L’autonomia come stimolo alla crescita economica

L’autonomia come stimolo alla crescita economica

Presentato a Milano il settimo rapporto dell’Osservatorio Economia e Territorio di CNA Veneto, Lombardia e Emilia Romagna: i dati dimostrano che le tre Regioni italiane, tutte a statuto ordinario, sono tra le prime in Europa per valore delle esportazioni, ma ultime per quanto riguarda investimenti destinati allo sviluppo economico che vanno a penalizzare così imprese e ricerca scientifica.

Dalla ricerca emerge una competizione serrata tra le varie Regioni europee, ma si nota un enorme divario tra gli investimenti: prese in esame Lombardia e Baviera, la prima ha un budget regionale da investire nello sviluppo del 5% contro il 10,6% messo in campo dalla Baviera: l’analisi finale mette in risalto il netto vantaggio per le Lӓnder e per le comunità autonome rispetto alla disponibilità di fondi da investire.

Il Veneto è una tra le Regioni europee più competitive d’Europa a livello economico: si posiziona all’ottavo posto per quota delle esportazioni sul PIL (oltre il 38%): tuttavia, le Regioni europee beneficiano non solo di un quadro maggiormente competitivo rispetto al nostro, ma anche di maggiori competenze e risorse a livello regionale.

Per questo motivo, Veneto, Lombardia e Emilia Romagna stanno contrattando con il governo per avere l’autonomia, che diventerebbe uno strumento per intervenire in maniera mirata e incisiva sul divario infrastrutturale che penalizza le imprese, per incrementare l’attuale dotazione di risorse per investimenti e sviluppo economico e per sostenere l’economia produttiva nei necessari percorsi di innovazione.

Le Regioni hanno contribuito in maniera rilevante a sanare i conti pubblici nazionali mediante tagli ai trasferimenti e un inasprimento dei vincoli di bilancio: a pagarne il prezzo più alto sono stati soprattutto gli investimenti e le spese per lo sviluppo economico: nei bilanci 2017 di Lombardia, Veneto ed Emilia Romagna mancano quasi 1,7 mld  di spese rispetto agli investimenti del 2008.

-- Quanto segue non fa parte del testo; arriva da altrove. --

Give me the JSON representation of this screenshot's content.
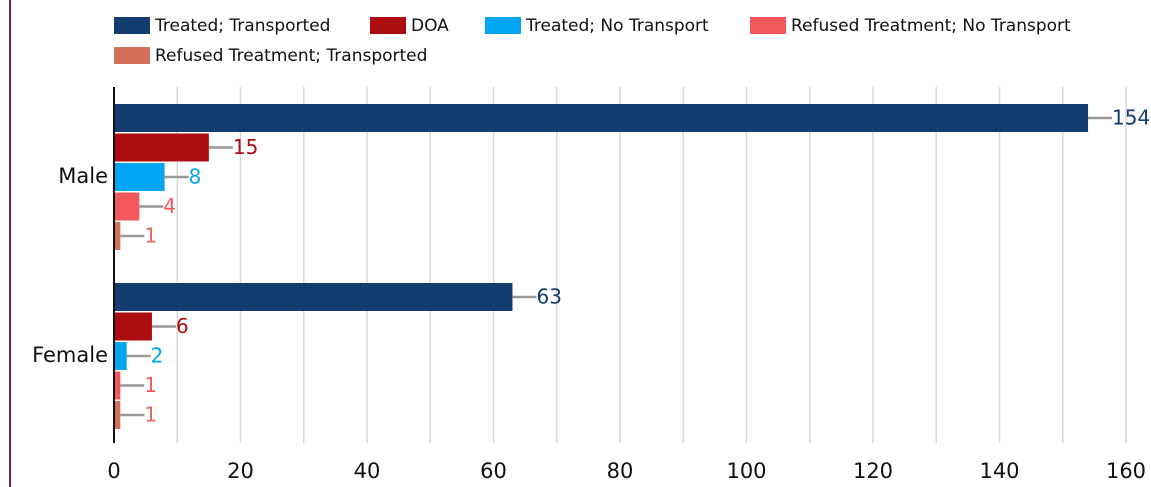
{
  "chart_data": {
    "type": "bar",
    "orientation": "horizontal",
    "categories": [
      "Male",
      "Female"
    ],
    "series": [
      {
        "name": "Treated; Transported",
        "color": "#133d6e",
        "values": [
          154,
          63
        ]
      },
      {
        "name": "DOA",
        "color": "#ab0d10",
        "values": [
          15,
          6
        ]
      },
      {
        "name": "Treated; No Transport",
        "color": "#00a6f2",
        "values": [
          8,
          2
        ]
      },
      {
        "name": "Refused Treatment; No Transport",
        "color": "#f0585c",
        "values": [
          4,
          1
        ]
      },
      {
        "name": "Refused Treatment; Transported",
        "color": "#d46f5a",
        "values": [
          1,
          1
        ]
      }
    ],
    "xlim": [
      0,
      160
    ],
    "xticks": [
      0,
      20,
      40,
      60,
      80,
      100,
      120,
      140,
      160
    ],
    "grid": true,
    "legend": "top"
  }
}
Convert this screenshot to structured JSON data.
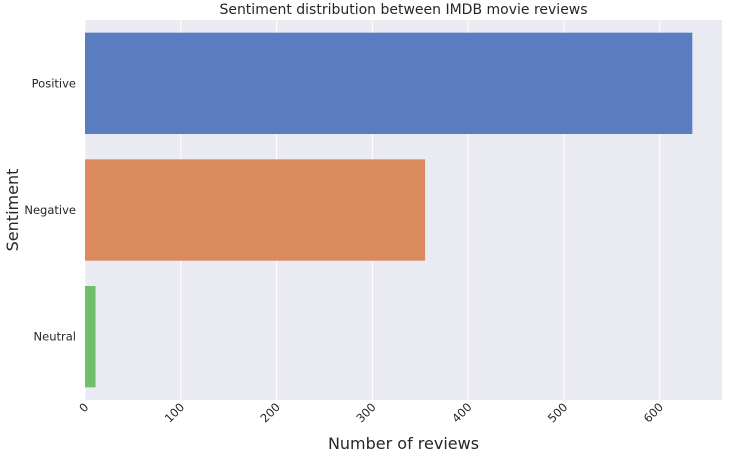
{
  "chart_data": {
    "type": "bar",
    "orientation": "horizontal",
    "title": "Sentiment distribution between IMDB movie reviews",
    "xlabel": "Number of reviews",
    "ylabel": "Sentiment",
    "categories": [
      "Positive",
      "Negative",
      "Neutral"
    ],
    "values": [
      634,
      355,
      11
    ],
    "colors": [
      "#5a7dc2",
      "#db8a5f",
      "#6fbf6a"
    ],
    "xlim": [
      0,
      665
    ],
    "xticks": [
      0,
      100,
      200,
      300,
      400,
      500,
      600
    ],
    "xtick_labels": [
      "0",
      "100",
      "200",
      "300",
      "400",
      "500",
      "600"
    ],
    "grid": true,
    "background": "#eaeaf2"
  }
}
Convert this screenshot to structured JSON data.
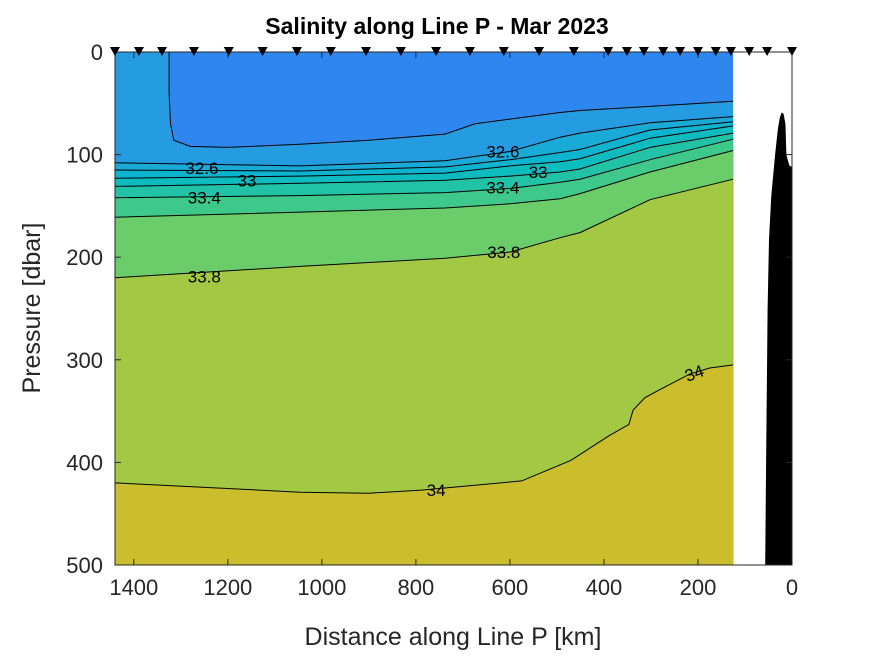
{
  "chart_data": {
    "type": "contour",
    "title": "Salinity along Line P - Mar 2023",
    "xlabel": "Distance along Line P [km]",
    "ylabel": "Pressure [dbar]",
    "xlim": [
      0,
      1440
    ],
    "ylim": [
      0,
      500
    ],
    "x_reversed": true,
    "y_reversed": true,
    "data_extent_km": [
      125,
      1440
    ],
    "xticks": [
      1400,
      1200,
      1000,
      800,
      600,
      400,
      200,
      0
    ],
    "yticks": [
      0,
      100,
      200,
      300,
      400,
      500
    ],
    "stations_km": [
      1440,
      1389,
      1340,
      1272,
      1198,
      1126,
      1053,
      981,
      906,
      832,
      757,
      685,
      613,
      538,
      464,
      391,
      351,
      315,
      274,
      238,
      200,
      162,
      130,
      91,
      53,
      0
    ],
    "base_color": "#2e87ee",
    "contours": [
      {
        "level": 32.4,
        "fill_below": "#259ce2",
        "points": [
          [
            1325,
            0
          ],
          [
            1325,
            40
          ],
          [
            1322,
            70
          ],
          [
            1315,
            86
          ],
          [
            1280,
            92
          ],
          [
            1200,
            93
          ],
          [
            1046,
            90
          ],
          [
            900,
            86
          ],
          [
            738,
            80
          ],
          [
            674,
            70
          ],
          [
            493,
            59
          ],
          [
            451,
            57
          ],
          [
            302,
            53
          ],
          [
            125,
            48
          ]
        ]
      },
      {
        "level": 32.6,
        "fill_below": "#1aaad8",
        "points": [
          [
            1440,
            108
          ],
          [
            1046,
            111
          ],
          [
            738,
            106
          ],
          [
            600,
            97
          ],
          [
            493,
            83
          ],
          [
            451,
            79
          ],
          [
            302,
            69
          ],
          [
            125,
            63
          ]
        ]
      },
      {
        "level": 32.8,
        "fill_below": "#0db4cf",
        "points": [
          [
            1440,
            115
          ],
          [
            1046,
            116
          ],
          [
            738,
            112
          ],
          [
            600,
            105
          ],
          [
            493,
            98
          ],
          [
            451,
            95
          ],
          [
            302,
            76
          ],
          [
            125,
            68
          ]
        ]
      },
      {
        "level": 33.0,
        "fill_below": "#0ebbbf",
        "points": [
          [
            1440,
            123
          ],
          [
            1046,
            121
          ],
          [
            738,
            118
          ],
          [
            600,
            111
          ],
          [
            493,
            107
          ],
          [
            451,
            104
          ],
          [
            302,
            84
          ],
          [
            125,
            72
          ]
        ]
      },
      {
        "level": 33.2,
        "fill_below": "#22c2a6",
        "points": [
          [
            1440,
            131
          ],
          [
            1046,
            128
          ],
          [
            738,
            125
          ],
          [
            600,
            121
          ],
          [
            493,
            117
          ],
          [
            451,
            114
          ],
          [
            302,
            93
          ],
          [
            125,
            79
          ]
        ]
      },
      {
        "level": 33.4,
        "fill_below": "#3ec98a",
        "points": [
          [
            1440,
            142
          ],
          [
            1046,
            140
          ],
          [
            738,
            137
          ],
          [
            600,
            133
          ],
          [
            493,
            127
          ],
          [
            451,
            124
          ],
          [
            302,
            105
          ],
          [
            125,
            85
          ]
        ]
      },
      {
        "level": 33.6,
        "fill_below": "#6acd6a",
        "points": [
          [
            1440,
            161
          ],
          [
            1046,
            156
          ],
          [
            738,
            152
          ],
          [
            600,
            148
          ],
          [
            493,
            143
          ],
          [
            451,
            138
          ],
          [
            302,
            117
          ],
          [
            125,
            96
          ]
        ]
      },
      {
        "level": 33.8,
        "fill_below": "#a3c944",
        "points": [
          [
            1440,
            220
          ],
          [
            1046,
            209
          ],
          [
            738,
            201
          ],
          [
            600,
            195
          ],
          [
            493,
            181
          ],
          [
            451,
            176
          ],
          [
            302,
            144
          ],
          [
            125,
            124
          ]
        ]
      },
      {
        "level": 34.0,
        "fill_below": "#cbbe2c",
        "points": [
          [
            1440,
            420
          ],
          [
            1046,
            429
          ],
          [
            900,
            430
          ],
          [
            788,
            427
          ],
          [
            575,
            418
          ],
          [
            470,
            398
          ],
          [
            389,
            374
          ],
          [
            347,
            363
          ],
          [
            338,
            349
          ],
          [
            313,
            337
          ],
          [
            281,
            329
          ],
          [
            218,
            314
          ],
          [
            175,
            308
          ],
          [
            125,
            305
          ]
        ]
      }
    ],
    "contour_labels": [
      {
        "text": "32.6",
        "km": 1255,
        "p": 113
      },
      {
        "text": "33",
        "km": 1270,
        "p": 125
      },
      {
        "text": "33.4",
        "km": 1250,
        "p": 142
      },
      {
        "text": "33.8",
        "km": 1250,
        "p": 219
      },
      {
        "text": "32.6",
        "km": 615,
        "p": 97
      },
      {
        "text": "33",
        "km": 642,
        "p": 117
      },
      {
        "text": "33.4",
        "km": 615,
        "p": 132
      },
      {
        "text": "33.8",
        "km": 613,
        "p": 195
      },
      {
        "text": "34",
        "km": 757,
        "p": 427
      },
      {
        "text": "34",
        "km": 208,
        "p": 313
      }
    ],
    "bathymetry": [
      [
        57,
        500
      ],
      [
        55,
        400
      ],
      [
        52,
        250
      ],
      [
        49,
        183
      ],
      [
        44,
        140
      ],
      [
        36,
        100
      ],
      [
        30,
        75
      ],
      [
        26,
        64
      ],
      [
        22,
        59
      ],
      [
        18,
        60
      ],
      [
        14,
        70
      ],
      [
        12,
        100
      ],
      [
        8,
        107
      ],
      [
        5,
        111
      ],
      [
        0,
        112
      ],
      [
        0,
        500
      ]
    ]
  }
}
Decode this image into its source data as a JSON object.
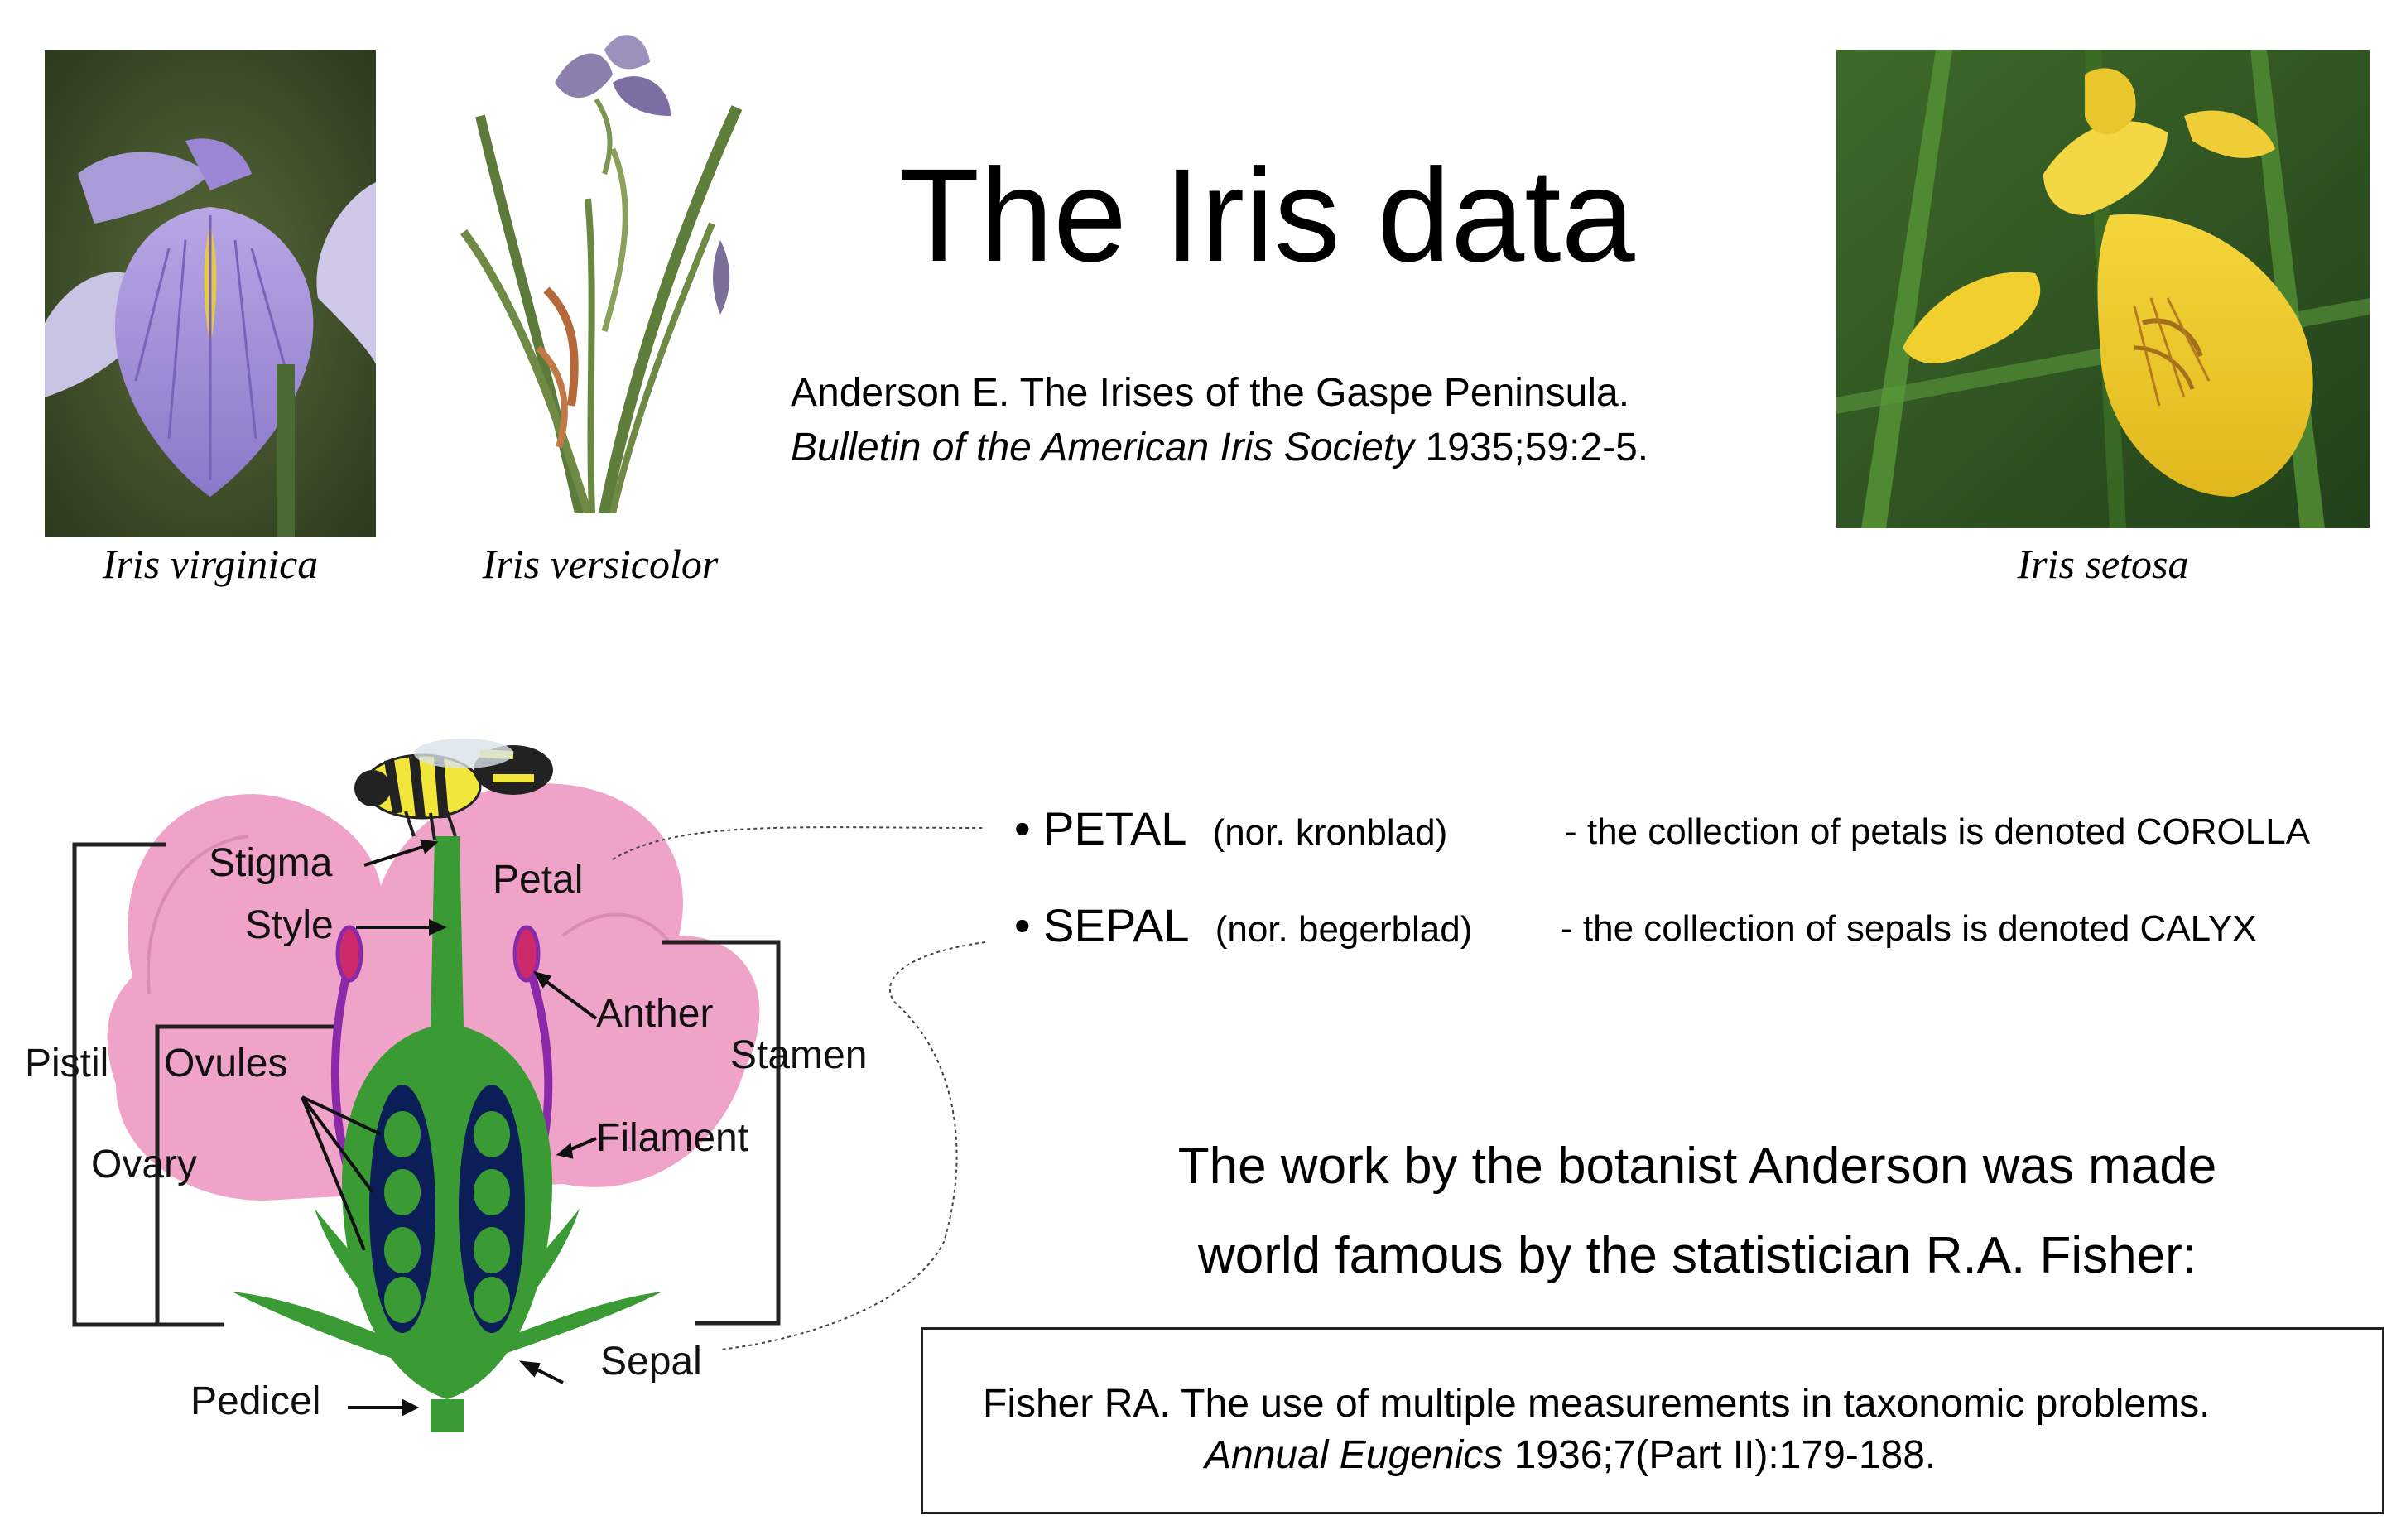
{
  "title": "The Iris data",
  "reference_anderson": {
    "line1": "Anderson E. The Irises of the Gaspe Peninsula.",
    "journal": "Bulletin of the American Iris Society",
    "details": " 1935;59:2-5."
  },
  "photos": [
    {
      "caption": "Iris virginica",
      "icon": "iris-virginica-photo"
    },
    {
      "caption": "Iris versicolor",
      "icon": "iris-versicolor-illustration"
    },
    {
      "caption": "Iris setosa",
      "icon": "iris-setosa-photo"
    }
  ],
  "bullets": [
    {
      "term": "PETAL",
      "norwegian": "(nor. kronblad)",
      "description": "- the collection of petals is denoted COROLLA"
    },
    {
      "term": "SEPAL",
      "norwegian": "(nor. begerblad)",
      "description": "- the collection of sepals is denoted CALYX"
    }
  ],
  "note": {
    "line1": "The work by the botanist Anderson was made",
    "line2": "world famous by the statistician R.A. Fisher:"
  },
  "reference_fisher": {
    "line1": "Fisher RA. The use of multiple measurements in taxonomic problems.",
    "journal": "Annual Eugenics",
    "details": " 1936;7(Part II):179-188."
  },
  "flower_diagram": {
    "labels": {
      "stigma": "Stigma",
      "style": "Style",
      "petal": "Petal",
      "anther": "Anther",
      "stamen": "Stamen",
      "pistil": "Pistil",
      "ovules": "Ovules",
      "ovary": "Ovary",
      "filament": "Filament",
      "sepal": "Sepal",
      "pedicel": "Pedicel"
    },
    "colors": {
      "petal": "#f0a3c8",
      "stem": "#3a9b35",
      "ovary": "#0b1e57",
      "stamen": "#8a2aa8"
    }
  }
}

L’applicazione del regionalismo differenziato porterebbe un incremento dei bilanci delle tre Regioni di 9,9 mld di euro, 3,346 solo per il Veneto; ciò comporta però una forte assunzione di responsabilità da parte delle Amministrazioni regionali che avranno l’obiettivo di dare migliori servizi ai cittadini e imprese.